I was pleased to hear at a recent planning workshop that the definition of the creative economy has been expanded. As popularized by Richard Florida in his first book on the subject, the term seems to refer largely to professionals like architects, graphic designers, and other heavily educated people. These are people who, by acting creatively, may create intellectual property which can lead to increased wealth. But after ticking off these and a few other higher-end professions, the workshop presenter added “car designers” to the list. “Ahhh,” I thought, “There IS room for mechanics in the 21st century economy!”
The creative economy is most often viewed as a means of reviving sad downtowns. My trouble with theorists like Florida is that they seem to think certain populations are much better than others at reviving these places. There’s something to it — gay communities certainly have triggered revivals in many downtrodden center city neighborhoods. Artists, too. And of course bringing higher-income people to a largely low-income downtown could be helpful. But the focus in the creative economy on high-end artists, or higher-end most anything, is somewhat troubling. Particularly since creativity is a pretty subjective thing.
I always like to point to Michael Pyatok’s writing on this subject. In criticizing New Urbanism, the post-1980s movement toward more traditional downtown and neighborhood design, he asked why urban buildings and neighborhoods couldn’t have relatively clean, light industry on their ground floors. Why only service and retail businesses, he asked. I would extend this argument. Why should cities seek to attract mainly white-collar creative types instead of blue-collar creative types? The synergy cities are trying to develop by bringing together “creative” people can only be enhanced.
While the workshop presenter did not think car repair was a good use in a creative economy downtown, she gave car design a definite thumbs-up. Even if the car designer needs to know multiple computer design programs to design something (always a questionable assumption), I’d imagine a mechanic, or an unemployed Ford or GM worker, could be a good candidate.
Creative economy practitioners should be sure to include creative people in the new downtowns, whether or not these creative types meet the theorists’ criteria for what is creative. Kudos to Florida for noting in his second book on creative economies that “creativity is as … innate a characteristic to all human beings as thought itself.”
Amen.

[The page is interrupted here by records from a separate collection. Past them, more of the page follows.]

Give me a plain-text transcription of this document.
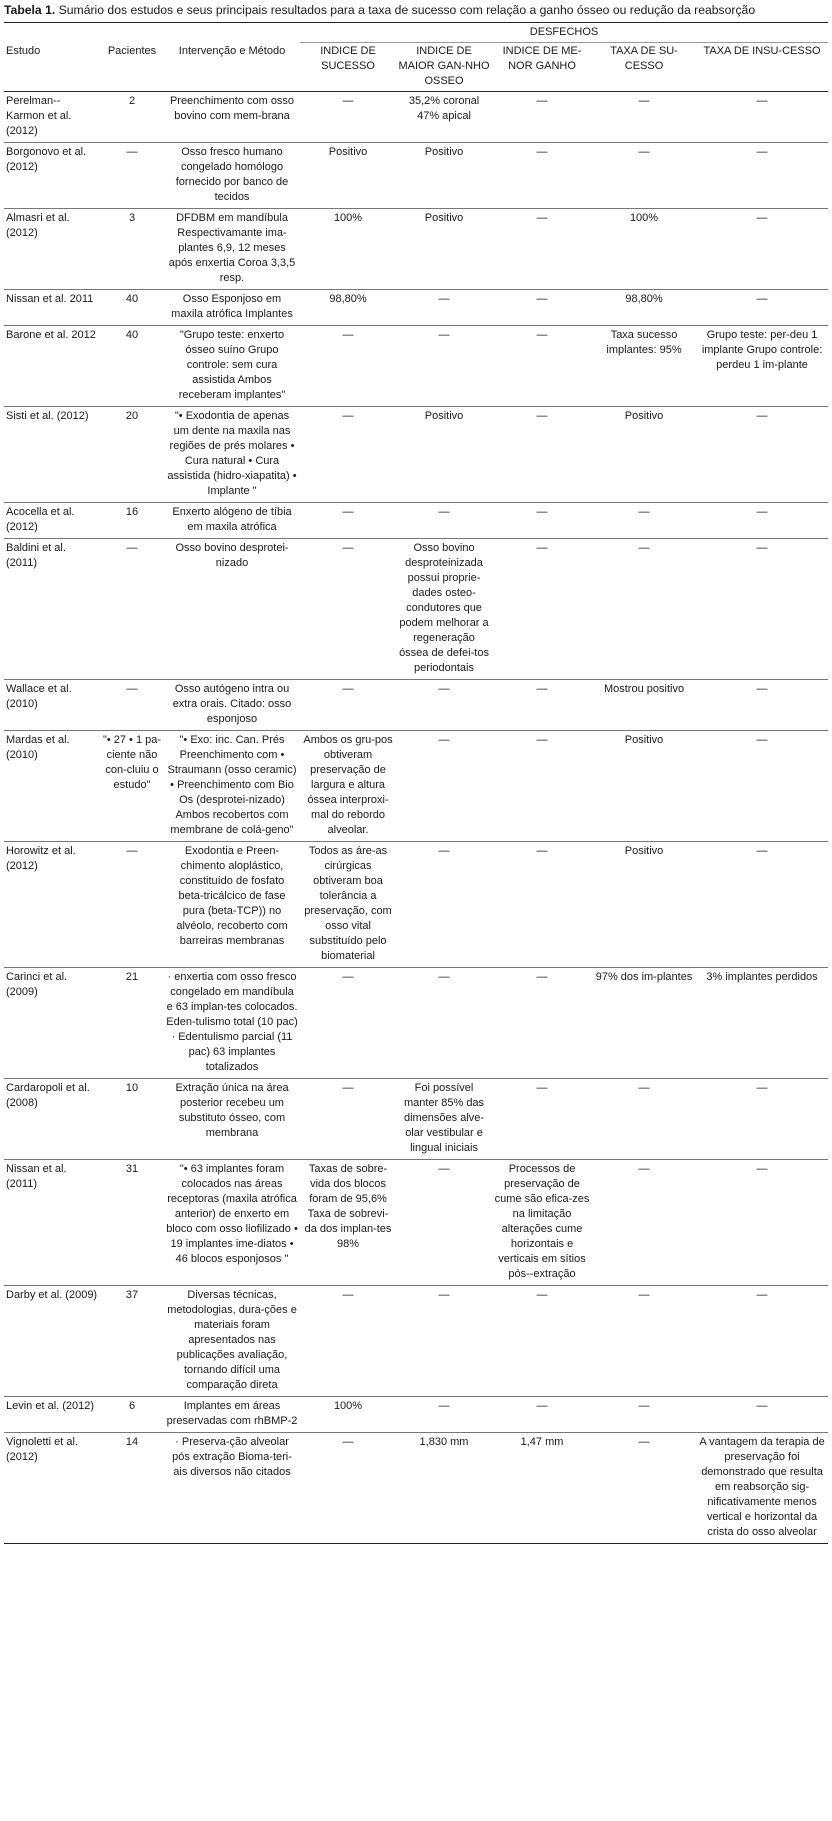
Tabela 1. Sumário dos estudos e seus principais resultados para a taxa de sucesso com relação a ganho ósseo ou redução da reabsorção
			DESFECHOS				
Estudo	Pacientes	Intervenção e Método	INDICE DE SUCESSO	INDICE DE MAIOR GAN-NHO OSSEO	INDICE DE ME-NOR GANHO	TAXA DE SU-CESSO	TAXA DE INSU-CESSO
Perelman--Karmon et al. (2012)	2	Preenchimento com osso bovino com mem-brana	—	35,2% coronal 47% apical	—	—	—
Borgonovo et al. (2012)	—	Osso fresco humano congelado homólogo fornecido por banco de tecidos	Positivo	Positivo	—	—	—
Almasri et al. (2012)	3	DFDBM em mandíbula Respectivamante ima-plantes 6,9, 12 meses após enxertia Coroa 3,3,5 resp.	100%	Positivo	—	100%	—
Nissan et al. 2011	40	Osso Esponjoso em maxila atrófica Implantes	98,80%	—	—	98,80%	—
Barone et al. 2012	40	"Grupo teste: enxerto ósseo suíno Grupo controle: sem cura assistida Ambos receberam implantes"	—	—	—	Taxa sucesso implantes: 95%	Grupo teste: per-deu 1 implante Grupo controle: perdeu 1 im-plante
Sisti et al. (2012)	20	"• Exodontia de apenas um dente na maxila nas regiões de prés molares • Cura natural • Cura assistida (hidro-xiapatita) • Implante "	—	Positivo	—	Positivo	—
Acocella et al. (2012)	16	Enxerto alógeno de tíbia em maxila atrófica	—	—	—	—	—
Baldini et al. (2011)	—	Osso bovino desprotei-nizado	—	Osso bovino desproteinizada possui proprie-dades osteo-condutores que podem melhorar a regeneração óssea de defei-tos periodontais	—	—	—
Wallace et al. (2010)	—	Osso autógeno intra ou extra orais. Citado: osso esponjoso	—	—	—	Mostrou positivo	—
Mardas et al. (2010)	"• 27 • 1 pa-ciente não con-cluiu o estudo"	"• Exo: inc. Can. Prés Preenchimento com • Straumann (osso ceramic) • Preenchimento com Bio Os (desprotei-nizado) Ambos recobertos com membrane de colá-geno"	Ambos os gru-pos obtiveram preservação de largura e altura óssea interproxi-mal do rebordo alveolar.	—	—	Positivo	—
Horowitz et al. (2012)	—	Exodontia e Preen-chimento aloplástico, constituído de fosfato beta-tricálcico de fase pura (beta-TCP)) no alvéolo, recoberto com barreiras membranas	Todos as áre-as cirúrgicas obtiveram boa tolerância a preservação, com osso vital substituído pelo biomaterial	—	—	Positivo	—
Carinci et al. (2009)	21	· enxertia com osso fresco congelado em mandíbula e 63 implan-tes colocados. Eden-tulismo total (10 pac) · Edentulismo parcial (11 pac) 63 implantes totalizados	—	—	—	97% dos im-plantes	3% implantes perdidos
Cardaropoli et al. (2008)	10	Extração única na área posterior recebeu um substituto ósseo, com membrana	—	Foi possível manter 85% das dimensões alve-olar vestibular e lingual iniciais	—	—	—
Nissan et al. (2011)	31	"• 63 implantes foram colocados nas áreas receptoras (maxila atrófica anterior) de enxerto em bloco com osso liofilizado • 19 implantes ime-diatos • 46 blocos esponjosos "	Taxas de sobre-vida dos blocos foram de 95,6% Taxa de sobrevi-da dos implan-tes 98%	—	Processos de preservação de cume são efica-zes na limitação alterações cume horizontais e verticais em sítios pós--extração	—	—
Darby et al. (2009)	37	Diversas técnicas, metodologias, dura-ções e materiais foram apresentados nas publicações avaliação, tornando difícil uma comparação direta	—	—	—	—	—
Levin et al. (2012)	6	Implantes em áreas preservadas com rhBMP-2	100%	—	—	—	—
Vignoletti et al. (2012)	14	· Preserva-ção alveolar pós extração Bioma-teri-ais diversos não citados	—	1,830 mm	1,47 mm	—	A vantagem da terapia de preservação foi demonstrado que resulta em reabsorção sig-nificativamente menos vertical e horizontal da crista do osso alveolar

I realize there are considerations to do with fumes, but I’m always surprised when car repair shops are listed as obviously awful neighborhood businesses.
And blue-collar creatives are the ones, for example, figuring out how to do adpative reuse and green building and energy retrofits, not to mention repairing the infrastructure that Florida disparages our government (rightly) for neglecting.
It’s also worth noting the point made once by a former (writer) colleague of mine: he noted that the only people he’d gone to (a well-off suburban) high school with who were really doing well economically were the ones who’d skipped college and become contractors. Having those guys to want to live in the city instead of the burbs would be awesome.
There is concern in planning circles that with “revitalization,” so disappears service industry zones. Properties containing auto shops, gas stations, appliance repair, etc. get purchased and rezoned from service use to tailor whatever new use takes its place. A variety of in-town uses is necessary for any thriving community. It’s true that no one wants to live next to a gas station, but how far do people want to drive to get a flat repaired or their car AC fixed?
Yes, Matt. In fact, one could argue that that kind of urban revitalization therefore actually promotes sprawl. Has anyone made that argument?